Fiji head coach Gareth Baber has asked his players to remain humble ahead of the Singapore Sevens despite their rousing victory in Hong Kong last weekend.

The Fijians, who moved up to second on the HSBC World Sevens Series after their Hong Kong victory, are in a tough Pool A with South Africa, Scotland and Canada in the Singapore Sevens and Baber insists they go in with the same mindset as they did in Hong Kong.

“Regardless of the points system, my focus is to ensure the players deliver what they did in Hong Kong, Cape Town and Hamilton,” said Baber, referring to the three tournaments they have won so far in the series. “It doesn’t change because we are now in second place in the table. It is all about controlling what you do, preparing the right way and not getting ahead mentally and thinking that you are potentially better than you are.”

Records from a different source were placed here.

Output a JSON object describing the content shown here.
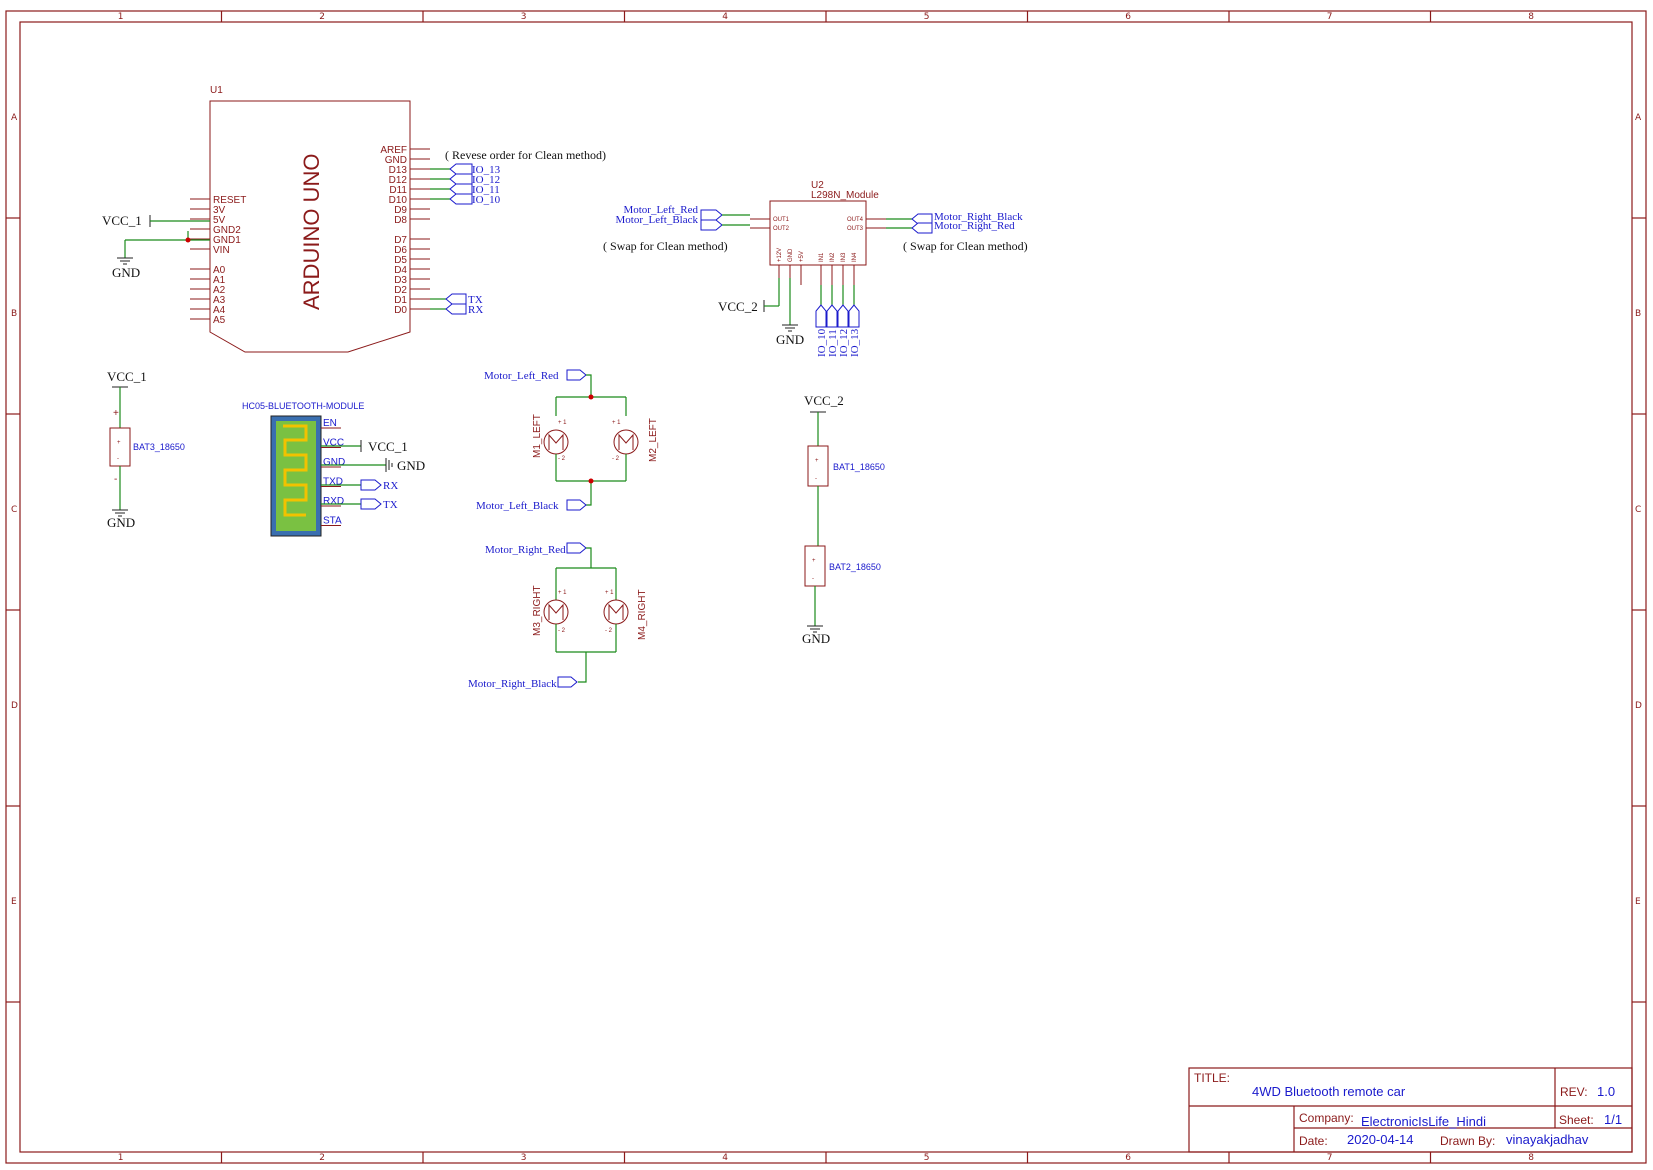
{
  "frame": {
    "columns": [
      "1",
      "2",
      "3",
      "4",
      "5",
      "6",
      "7",
      "8"
    ],
    "rows": [
      "A",
      "B",
      "C",
      "D",
      "E"
    ]
  },
  "arduino": {
    "ref": "U1",
    "name": "ARDUINO UNO",
    "left_pins": [
      "RESET",
      "3V",
      "5V",
      "GND2",
      "GND1",
      "VIN",
      "A0",
      "A1",
      "A2",
      "A3",
      "A4",
      "A5"
    ],
    "right_pins": [
      "AREF",
      "GND",
      "D13",
      "D12",
      "D11",
      "D10",
      "D9",
      "D8",
      "D7",
      "D6",
      "D5",
      "D4",
      "D3",
      "D2",
      "D1",
      "D0"
    ],
    "note": "( Revese order for Clean method)",
    "io_nets": [
      "IO_13",
      "IO_12",
      "IO_11",
      "IO_10"
    ],
    "serial_nets": [
      "TX",
      "RX"
    ],
    "vcc": "VCC_1",
    "gnd": "GND"
  },
  "l298n": {
    "ref": "U2",
    "name": "L298N_Module",
    "left_pins": [
      "OUT1",
      "OUT2"
    ],
    "right_pins": [
      "OUT4",
      "OUT3"
    ],
    "bottom_pins": [
      "+12V",
      "GND",
      "+5V",
      "IN1",
      "IN2",
      "IN3",
      "IN4"
    ],
    "left_nets": [
      "Motor_Left_Red",
      "Motor_Left_Black"
    ],
    "right_nets": [
      "Motor_Right_Black",
      "Motor_Right_Red"
    ],
    "left_note": "( Swap for Clean method)",
    "right_note": "( Swap for Clean method)",
    "io_nets": [
      "IO_10",
      "IO_11",
      "IO_12",
      "IO_13"
    ],
    "vcc": "VCC_2",
    "gnd": "GND"
  },
  "bat3": {
    "ref": "BAT3_18650",
    "vcc": "VCC_1",
    "gnd": "GND",
    "plus": "+",
    "minus": "-"
  },
  "bluetooth": {
    "title": "HC05-BLUETOOTH-MODULE",
    "pins": [
      "EN",
      "VCC",
      "GND",
      "TXD",
      "RXD",
      "STA"
    ],
    "vcc": "VCC_1",
    "gnd": "GND",
    "rx_net": "RX",
    "tx_net": "TX"
  },
  "motors_left": {
    "top_net": "Motor_Left_Red",
    "bottom_net": "Motor_Left_Black",
    "m1": "M1_LEFT",
    "m2": "M2_LEFT"
  },
  "motors_right": {
    "top_net": "Motor_Right_Red",
    "bottom_net": "Motor_Right_Black",
    "m3": "M3_RIGHT",
    "m4": "M4_RIGHT"
  },
  "batteries_right": {
    "vcc": "VCC_2",
    "bat1": "BAT1_18650",
    "bat2": "BAT2_18650",
    "gnd": "GND"
  },
  "title_block": {
    "title_key": "TITLE:",
    "title": "4WD Bluetooth remote car",
    "rev_key": "REV:",
    "rev": "1.0",
    "company_key": "Company:",
    "company": "ElectronicIsLife_Hindi",
    "sheet_key": "Sheet:",
    "sheet": "1/1",
    "date_key": "Date:",
    "date": "2020-04-14",
    "drawn_key": "Drawn By:",
    "drawn": "vinayakjadhav"
  }
}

Fiji are on 123 points out of seven of the 10 tournaments with United States leading the standings on 130 points. Baber says his players are tired after their Hong Kong exertions, no different than the other teams who also played there, and they need to dig deep if they are to win successive titles.


“We have the players in the swimming pool also eating and hydrating properly and the process of recovery started on Sunday night and it is a tough ask to go from such a high winning Hong Kong, which means so much to all Fijians and then head to Singapore,” he said.

“We train the boys to operate at this level and we all know that this week is the tough one, and it is all about getting our team ready. We know the processes that have to be put in right to allow us to win this tournament and now it is about being confident in our plan and not getting blinded by fatigue or distraction.”

“We have been here before with the same fatigue levels and a few players had more game time than others and we will manage them. It is now a race for all teams to see who can get their players in the best physical and mental state.”